Signal enhancement depends on the angle between source and pulsar.

Proper solutions show a deviation from simple harmonic functions due to cosmological effects.

A feasible observational setup is proposed to measure $H_0$ using pulsar timing arrays.

Abstract

Pulsar Timing Arrays have yet to convincingly observe gravitational waves. Some time ago it was pointed out by one of the authors that a dramatic enhancement of the signal would take place for particular values of the angle subtended by the source and the observed pulsar. This enhancement is due to the fact that waves propagate in a Friedmann-Lemaitre-Robertson-Walker metric where, contrary to some wide-spread belief, a simple harmonic function with a red-shifted frequency is not a solution of the equation of motion. At the first non-trivial order, proper solutions have an effective wave number that differs from the frequency.

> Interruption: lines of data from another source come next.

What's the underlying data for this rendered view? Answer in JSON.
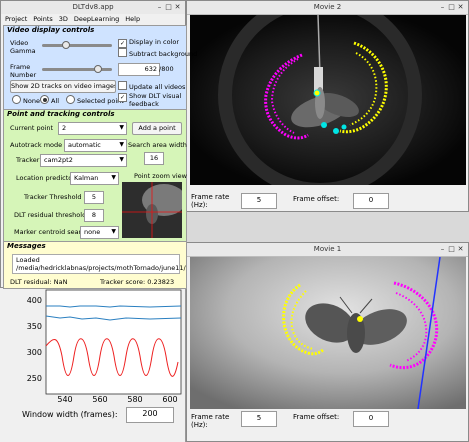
{
  "dltdv": {
    "title": "DLTdv8.app",
    "menu": [
      "Project",
      "Points",
      "3D",
      "DeepLearning",
      "Help"
    ],
    "video_display": {
      "heading": "Video display controls",
      "gamma_label": "Video Gamma",
      "frame_label": "Frame Number",
      "frame_value": "632",
      "frame_total": "/800",
      "display_color": "Display in color",
      "subtract_bg": "Subtract background",
      "show2d_button": "Show 2D tracks on video images",
      "radio_none": "None",
      "radio_all": "All",
      "radio_selected": "Selected point",
      "update_all": "Update all videos",
      "show_dlt": "Show DLT visual feedback"
    },
    "tracking": {
      "heading": "Point and tracking controls",
      "current_point_label": "Current point",
      "current_point_value": "2",
      "add_point": "Add a point",
      "autotrack_label": "Autotrack mode",
      "autotrack_value": "automatic",
      "search_area_label": "Search area width",
      "search_area_value": "16",
      "tracker_label": "Tracker",
      "tracker_value": "cam2pt2",
      "location_label": "Location predictor",
      "location_value": "Kalman",
      "zoom_label": "Point zoom view",
      "threshold_label": "Tracker Threshold",
      "threshold_value": "5",
      "dlt_residual_label": "DLT residual threshold",
      "dlt_residual_value": "8",
      "marker_label": "Marker centroid search",
      "marker_value": "none"
    },
    "messages": {
      "heading": "Messages",
      "text_line1": "Loaded",
      "text_line2": "/media/hedricklabnas/projects/mothTornado/june11/",
      "dlt_residual": "DLT residual: NaN",
      "tracker_score": "Tracker score: 0.23823"
    }
  },
  "plot": {
    "ticks_y": [
      "400",
      "350",
      "300",
      "250"
    ],
    "ticks_x": [
      "540",
      "560",
      "580",
      "600"
    ],
    "window_label": "Window width (frames):",
    "window_value": "200"
  },
  "movie2": {
    "title": "Movie 2",
    "frame_rate_label": "Frame rate (Hz):",
    "frame_rate_value": "5",
    "frame_offset_label": "Frame offset:",
    "frame_offset_value": "0"
  },
  "movie1": {
    "title": "Movie 1",
    "frame_rate_label": "Frame rate (Hz):",
    "frame_rate_value": "5",
    "frame_offset_label": "Frame offset:",
    "frame_offset_value": "0"
  },
  "colors": {
    "blue_panel": "#cfe3ff",
    "green_panel": "#d6f5b8",
    "yellow_panel": "#fffdd0",
    "track_magenta": "#ff00ff",
    "track_yellow": "#ffff00",
    "track_cyan": "#00e5e5",
    "epipolar_line": "#2233ff",
    "plot_blue": "#2a7fc0",
    "plot_red": "#ee2222"
  },
  "icons": [
    "minimize-icon",
    "maximize-icon",
    "close-icon",
    "chevron-down-icon",
    "checkbox-checked-icon"
  ]
}
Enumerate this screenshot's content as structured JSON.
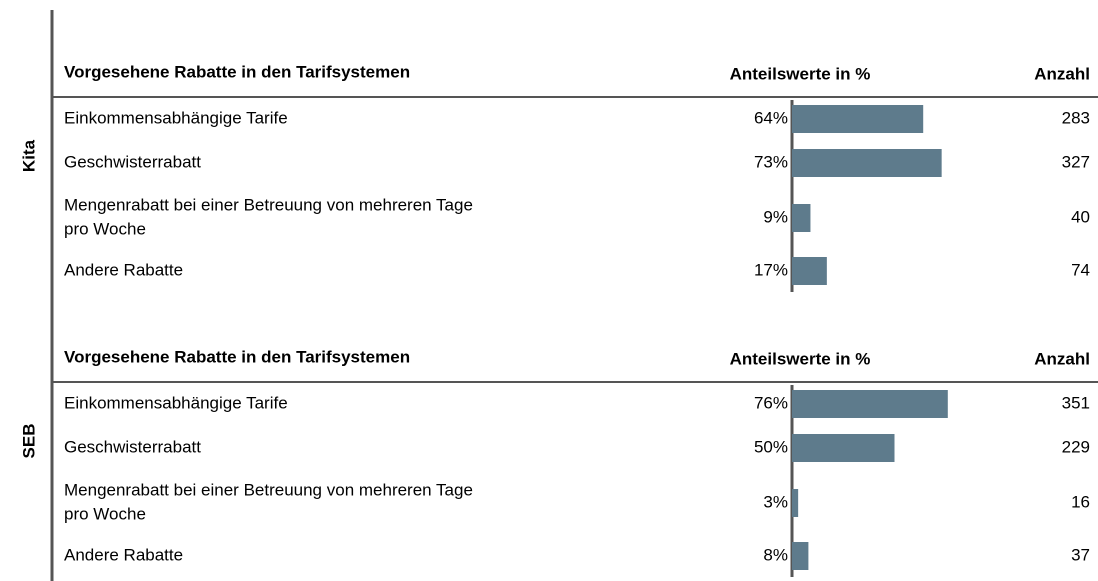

This leads to some interesting effects in Pulsar Timing Arrays whose most visible manifestation is the enhancement of the signal that, all other parameters kept fixed, is related in a simple manner to the value of $H_0$. In this work, we rederive in an alternative way the main results, extend the formalism to a more realistic setting where all components in the cosmological budget are included, investigate in detail the dependence of the signal on the various parameters involved and propose an observational set-up to hopefully detect this very relevant effect.